For me, I look at this journey as having two distinct parts.  First of all, I recognize that I have a duty, an obligation to love my children.  I’ve talked to enough dads that I know I’m not alone in this.  When our first biological child came along, I most certainly loved him.  Taylor was beautiful and precious, a gift from heaven.  But he was also smelly, cranky and an awful sleeper.  After a couple of months, I realized that my bond with him was less than I had hoped a father-son bond would be.  I loved him as a son, but the deep, meaningful relationship that Christi seemed to have with him just wasn’t there for me.  I felt kind of like a failure, and here I was just a few months into this whole parenthood thing. 

But I persevered.  Christi was patient with both of us.  I tried to do my duty and serve our little Taylor.  And then something happened.  He started to recognize me.  He got excited when I came home from work.  We could play one-year-old games together.  He began to talk.  I could make him laugh.  Suddenly, part two of the journey began to fall into place.  Part two is simple: time.  Time with another human being allows a deeper, richer relationship to develop.  Time allows mutual understanding to occur.  Time gives opportunities to serve, to help, to coach.  I’ll never forget something my brother Matt said when he came to visit us in our home in Spanish Fork.  He and Carla brought their only child at the time, a three-month-old son, with them.  Matt saw me playing with Taylor and made the comment:  “Oh.  I see you got the interactive model.”  Matt’s dry humor is something I’ve always enjoyed:).

I had a beautiful moment with Graci yesterday, and she had no idea it even happened.  When we first got Graci, I loved her.  I was grateful for the opportunity to bring this precious little spirit into our lives.  But I quickly realized that although she was about the same age as Taylor and Parker, I didn’t and couldn’t have the same relationship with her that I had with them.  While I could fully love her as my daughter, I had not had the chance to spend the time with her that I had with the boys.  It was impossible for an adoption certificate to recreate hours and hours and years and years of parks and parties, lectures and lessons, cuddles and comforts.  An adoption certificate simply can’t replace nine years of life lived together.

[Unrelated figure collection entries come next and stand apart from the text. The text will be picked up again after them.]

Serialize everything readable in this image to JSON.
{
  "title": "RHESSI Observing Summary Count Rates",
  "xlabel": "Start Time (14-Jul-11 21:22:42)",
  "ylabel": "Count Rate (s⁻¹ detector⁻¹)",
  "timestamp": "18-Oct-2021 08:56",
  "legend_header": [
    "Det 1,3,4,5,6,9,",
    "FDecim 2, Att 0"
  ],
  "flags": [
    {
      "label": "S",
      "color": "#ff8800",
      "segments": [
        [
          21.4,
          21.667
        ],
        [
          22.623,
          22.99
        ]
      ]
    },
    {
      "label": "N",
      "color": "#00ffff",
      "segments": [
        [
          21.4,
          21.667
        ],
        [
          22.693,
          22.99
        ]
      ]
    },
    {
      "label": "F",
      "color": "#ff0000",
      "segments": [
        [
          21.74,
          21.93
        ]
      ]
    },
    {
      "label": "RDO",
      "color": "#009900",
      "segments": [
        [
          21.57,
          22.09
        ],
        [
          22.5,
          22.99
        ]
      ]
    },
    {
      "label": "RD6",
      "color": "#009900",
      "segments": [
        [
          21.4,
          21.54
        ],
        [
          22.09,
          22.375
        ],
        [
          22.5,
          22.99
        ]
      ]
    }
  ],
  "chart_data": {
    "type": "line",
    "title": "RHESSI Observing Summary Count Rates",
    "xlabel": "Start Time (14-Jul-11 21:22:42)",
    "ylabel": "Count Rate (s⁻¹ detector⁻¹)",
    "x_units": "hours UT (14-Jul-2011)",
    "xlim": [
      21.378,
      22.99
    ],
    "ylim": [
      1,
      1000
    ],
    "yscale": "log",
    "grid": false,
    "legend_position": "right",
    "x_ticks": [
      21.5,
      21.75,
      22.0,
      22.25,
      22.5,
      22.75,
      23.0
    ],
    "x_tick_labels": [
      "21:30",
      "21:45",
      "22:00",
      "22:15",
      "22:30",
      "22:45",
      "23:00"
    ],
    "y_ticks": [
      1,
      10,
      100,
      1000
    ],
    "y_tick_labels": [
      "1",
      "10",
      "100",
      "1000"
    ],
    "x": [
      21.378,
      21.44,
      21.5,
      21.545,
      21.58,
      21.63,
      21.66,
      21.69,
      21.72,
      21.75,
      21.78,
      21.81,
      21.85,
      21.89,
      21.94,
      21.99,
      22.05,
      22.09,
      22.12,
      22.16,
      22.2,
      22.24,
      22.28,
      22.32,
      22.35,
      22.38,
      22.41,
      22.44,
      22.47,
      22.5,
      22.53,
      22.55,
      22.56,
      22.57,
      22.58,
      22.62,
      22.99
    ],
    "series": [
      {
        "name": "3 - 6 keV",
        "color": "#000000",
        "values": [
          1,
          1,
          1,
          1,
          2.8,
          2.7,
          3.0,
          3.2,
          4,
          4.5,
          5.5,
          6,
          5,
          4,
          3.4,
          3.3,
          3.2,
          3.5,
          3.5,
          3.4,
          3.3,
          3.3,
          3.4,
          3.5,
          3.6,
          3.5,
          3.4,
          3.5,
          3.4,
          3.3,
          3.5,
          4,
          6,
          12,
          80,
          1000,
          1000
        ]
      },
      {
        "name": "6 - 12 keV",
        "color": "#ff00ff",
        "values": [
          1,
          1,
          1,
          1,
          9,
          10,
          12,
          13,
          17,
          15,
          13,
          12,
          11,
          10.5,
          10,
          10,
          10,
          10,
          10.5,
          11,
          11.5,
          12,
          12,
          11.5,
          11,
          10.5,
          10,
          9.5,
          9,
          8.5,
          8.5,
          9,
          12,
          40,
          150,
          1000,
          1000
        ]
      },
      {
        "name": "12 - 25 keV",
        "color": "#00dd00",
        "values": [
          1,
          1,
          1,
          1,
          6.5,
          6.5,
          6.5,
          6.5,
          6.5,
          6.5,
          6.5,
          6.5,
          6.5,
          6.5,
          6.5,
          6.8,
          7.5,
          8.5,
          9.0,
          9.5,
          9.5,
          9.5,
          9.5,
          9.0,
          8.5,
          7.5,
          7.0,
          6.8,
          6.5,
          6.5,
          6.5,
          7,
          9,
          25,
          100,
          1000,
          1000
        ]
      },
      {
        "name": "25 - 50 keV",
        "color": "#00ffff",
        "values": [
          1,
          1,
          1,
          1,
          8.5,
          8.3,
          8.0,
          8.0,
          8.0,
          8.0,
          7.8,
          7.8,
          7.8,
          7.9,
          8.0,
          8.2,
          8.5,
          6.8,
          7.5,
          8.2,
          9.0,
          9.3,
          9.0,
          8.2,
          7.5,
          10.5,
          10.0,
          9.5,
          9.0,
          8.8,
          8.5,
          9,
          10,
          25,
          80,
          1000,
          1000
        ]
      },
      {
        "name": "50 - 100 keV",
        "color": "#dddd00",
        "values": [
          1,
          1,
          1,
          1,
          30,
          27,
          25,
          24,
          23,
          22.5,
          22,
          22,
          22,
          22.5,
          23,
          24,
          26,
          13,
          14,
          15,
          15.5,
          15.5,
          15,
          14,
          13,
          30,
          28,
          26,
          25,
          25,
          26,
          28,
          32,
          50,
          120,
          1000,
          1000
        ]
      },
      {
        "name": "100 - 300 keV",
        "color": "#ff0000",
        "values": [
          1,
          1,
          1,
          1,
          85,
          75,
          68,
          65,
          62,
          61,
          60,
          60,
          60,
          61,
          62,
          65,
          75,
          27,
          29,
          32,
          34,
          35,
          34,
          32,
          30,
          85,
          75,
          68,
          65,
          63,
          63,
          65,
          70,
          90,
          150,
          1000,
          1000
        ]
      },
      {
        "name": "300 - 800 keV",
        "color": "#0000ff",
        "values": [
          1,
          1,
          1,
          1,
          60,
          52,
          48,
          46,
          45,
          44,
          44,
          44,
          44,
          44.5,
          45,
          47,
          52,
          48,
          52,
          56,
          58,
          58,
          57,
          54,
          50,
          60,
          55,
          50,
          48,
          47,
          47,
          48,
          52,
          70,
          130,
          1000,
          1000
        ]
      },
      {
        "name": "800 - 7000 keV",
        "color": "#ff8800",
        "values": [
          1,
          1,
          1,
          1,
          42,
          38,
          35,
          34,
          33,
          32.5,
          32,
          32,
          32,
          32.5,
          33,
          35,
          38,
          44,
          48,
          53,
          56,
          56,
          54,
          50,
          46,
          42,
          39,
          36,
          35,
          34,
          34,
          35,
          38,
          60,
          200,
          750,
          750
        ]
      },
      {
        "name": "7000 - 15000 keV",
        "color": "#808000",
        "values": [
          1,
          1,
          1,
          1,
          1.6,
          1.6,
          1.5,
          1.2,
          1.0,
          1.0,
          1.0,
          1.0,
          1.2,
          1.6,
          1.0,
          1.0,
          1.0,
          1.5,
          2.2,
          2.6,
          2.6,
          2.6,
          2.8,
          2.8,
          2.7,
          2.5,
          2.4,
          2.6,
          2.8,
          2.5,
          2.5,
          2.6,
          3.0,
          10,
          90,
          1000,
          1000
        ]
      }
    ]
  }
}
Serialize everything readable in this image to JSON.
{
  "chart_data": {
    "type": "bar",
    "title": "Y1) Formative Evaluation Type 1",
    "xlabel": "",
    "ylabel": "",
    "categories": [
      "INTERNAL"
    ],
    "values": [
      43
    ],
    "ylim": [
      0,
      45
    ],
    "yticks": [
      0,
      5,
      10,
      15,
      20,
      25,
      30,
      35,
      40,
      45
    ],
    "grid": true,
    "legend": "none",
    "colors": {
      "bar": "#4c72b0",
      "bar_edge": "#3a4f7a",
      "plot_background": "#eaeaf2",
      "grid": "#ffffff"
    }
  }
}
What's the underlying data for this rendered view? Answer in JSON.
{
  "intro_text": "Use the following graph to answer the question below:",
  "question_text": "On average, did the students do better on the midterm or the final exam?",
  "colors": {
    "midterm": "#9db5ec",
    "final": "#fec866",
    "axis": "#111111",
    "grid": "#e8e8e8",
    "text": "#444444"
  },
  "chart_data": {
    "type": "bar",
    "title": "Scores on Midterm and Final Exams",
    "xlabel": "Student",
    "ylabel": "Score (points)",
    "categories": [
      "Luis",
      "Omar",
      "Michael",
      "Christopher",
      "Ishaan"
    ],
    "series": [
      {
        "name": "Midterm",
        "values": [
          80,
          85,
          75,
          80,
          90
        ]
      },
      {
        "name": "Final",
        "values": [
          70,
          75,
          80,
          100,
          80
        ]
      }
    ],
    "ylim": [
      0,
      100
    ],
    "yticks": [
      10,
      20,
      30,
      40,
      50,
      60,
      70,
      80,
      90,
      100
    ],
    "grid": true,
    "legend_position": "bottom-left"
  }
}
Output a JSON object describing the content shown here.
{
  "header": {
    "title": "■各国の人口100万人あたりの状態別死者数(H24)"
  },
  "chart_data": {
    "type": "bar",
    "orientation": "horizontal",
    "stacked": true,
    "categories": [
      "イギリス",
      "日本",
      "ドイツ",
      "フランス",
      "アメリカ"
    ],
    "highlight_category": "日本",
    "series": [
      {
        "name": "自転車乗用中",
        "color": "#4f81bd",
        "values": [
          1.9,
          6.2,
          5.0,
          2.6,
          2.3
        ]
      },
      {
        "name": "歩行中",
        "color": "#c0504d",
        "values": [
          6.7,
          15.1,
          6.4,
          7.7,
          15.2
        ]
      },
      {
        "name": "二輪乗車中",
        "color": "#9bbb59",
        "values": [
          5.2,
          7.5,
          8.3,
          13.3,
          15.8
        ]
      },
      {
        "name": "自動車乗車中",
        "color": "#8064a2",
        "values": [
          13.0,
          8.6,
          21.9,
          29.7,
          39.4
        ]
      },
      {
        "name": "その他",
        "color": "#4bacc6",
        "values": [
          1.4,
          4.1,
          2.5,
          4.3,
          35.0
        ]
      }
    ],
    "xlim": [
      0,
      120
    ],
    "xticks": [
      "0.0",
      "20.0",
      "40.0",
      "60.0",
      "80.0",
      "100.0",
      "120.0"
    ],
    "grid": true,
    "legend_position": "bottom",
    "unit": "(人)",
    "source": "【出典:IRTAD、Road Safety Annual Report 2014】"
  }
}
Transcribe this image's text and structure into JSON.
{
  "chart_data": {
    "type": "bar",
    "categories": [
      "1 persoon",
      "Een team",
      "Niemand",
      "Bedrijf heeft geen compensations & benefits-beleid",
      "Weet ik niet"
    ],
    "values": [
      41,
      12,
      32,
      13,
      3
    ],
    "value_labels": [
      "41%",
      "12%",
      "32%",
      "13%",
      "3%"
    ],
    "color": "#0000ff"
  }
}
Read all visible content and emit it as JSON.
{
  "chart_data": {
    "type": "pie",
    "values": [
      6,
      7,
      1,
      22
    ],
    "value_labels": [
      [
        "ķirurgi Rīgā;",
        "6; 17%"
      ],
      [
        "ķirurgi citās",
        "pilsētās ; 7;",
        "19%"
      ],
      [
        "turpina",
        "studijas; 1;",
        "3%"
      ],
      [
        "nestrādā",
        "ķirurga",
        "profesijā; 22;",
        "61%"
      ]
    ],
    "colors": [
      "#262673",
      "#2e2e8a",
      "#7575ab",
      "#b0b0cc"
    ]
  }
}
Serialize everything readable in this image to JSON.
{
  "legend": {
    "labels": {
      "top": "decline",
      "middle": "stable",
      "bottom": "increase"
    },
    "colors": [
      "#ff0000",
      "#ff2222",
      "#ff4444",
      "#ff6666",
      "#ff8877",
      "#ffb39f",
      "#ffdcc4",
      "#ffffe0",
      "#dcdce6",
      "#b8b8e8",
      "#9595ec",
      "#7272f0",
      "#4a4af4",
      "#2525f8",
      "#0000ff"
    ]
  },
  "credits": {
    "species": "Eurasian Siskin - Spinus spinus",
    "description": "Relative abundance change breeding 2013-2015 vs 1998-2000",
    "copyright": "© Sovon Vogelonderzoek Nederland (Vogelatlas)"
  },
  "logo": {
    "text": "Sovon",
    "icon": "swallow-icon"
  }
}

Yesterday morning as we were reading scriptures, I was sitting next to Grace.  She’s not big into hugs and such, but I put my arm around her and pulled her close to me.  She stayed cuddled up next to me.  As I sat there, I suddenly realized that the time barrier was gone.  We had spent enough time and gone through enough life experiences together that, for me at least, we could round up to a “lifetime” of being family.  It was a beautiful realization.  I’m so glad we get to spend the rest of our lifetimes together.